We introduce a software package FINEMAP that replaces the exhaustive search by an ultrafast stochastic search. We demonstrate that (1) FINEMAP opens up completely new opportunities by fine-mapping the HDL-C association of the LIPC locus with 20,000 variants in less than 90 seconds while exhaustive search would require thousands of years. By jointly modeling the whole locus, (2) FINEMAP can identify more plausible variant combinations than standard conditional analysis. At the LIPC locus we identify a 3-SNP configuration with 190-fold higher likelihood than the top configuration from conditional analysis. We suggest that a missense variant and a promoter polymorphism are likely to be causal whereas the lead variant in single-SNP testing has less evidence than a regulatory variant correlated with it. With extensive simulations we further show that (3) FINEMAP is as accurate as exhaustive search when the latter can be completed and (4) achieves even higher accuracy when the latter must be restricted due to computational reasons.

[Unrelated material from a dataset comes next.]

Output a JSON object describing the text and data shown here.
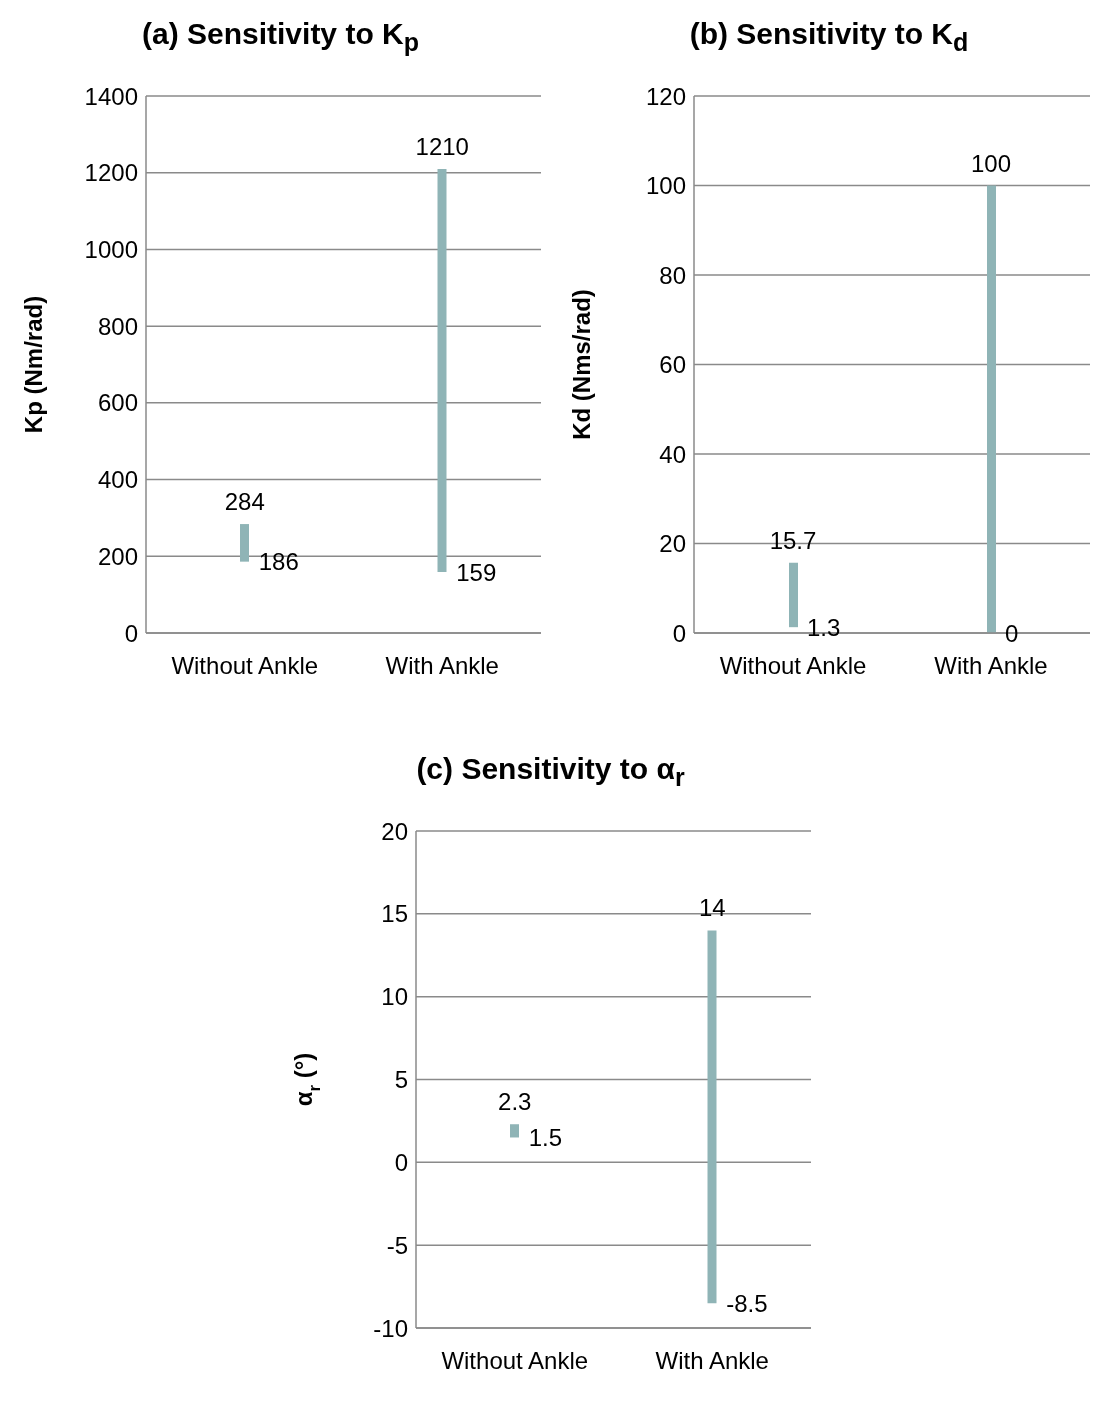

We also report important practical results showing that a reference panel size of 1,000 individuals from the target population is adequate for a GWAS cohort size of up to 10,000 individuals, whereas smaller panels, such as those from the 1000 Genomes Project, should be avoided. We also show, both theoretically and empirically, that the size of the reference panel needs to scale with the GWAS sample size, which has important consequences for the application of these methods in ongoing GWAS meta-analyses and large biobank studies. Our results are based on comprehensive simulations with UK biobank data and Finnish cohorts over 100 GWAS regions from coronary artery disease, Crohn’s disease, lipids, schizophrenia and type 2 diabetes and on Finnish data of the APOE locus that we fine-map in detail discovering a novel variant associated with LDL-C.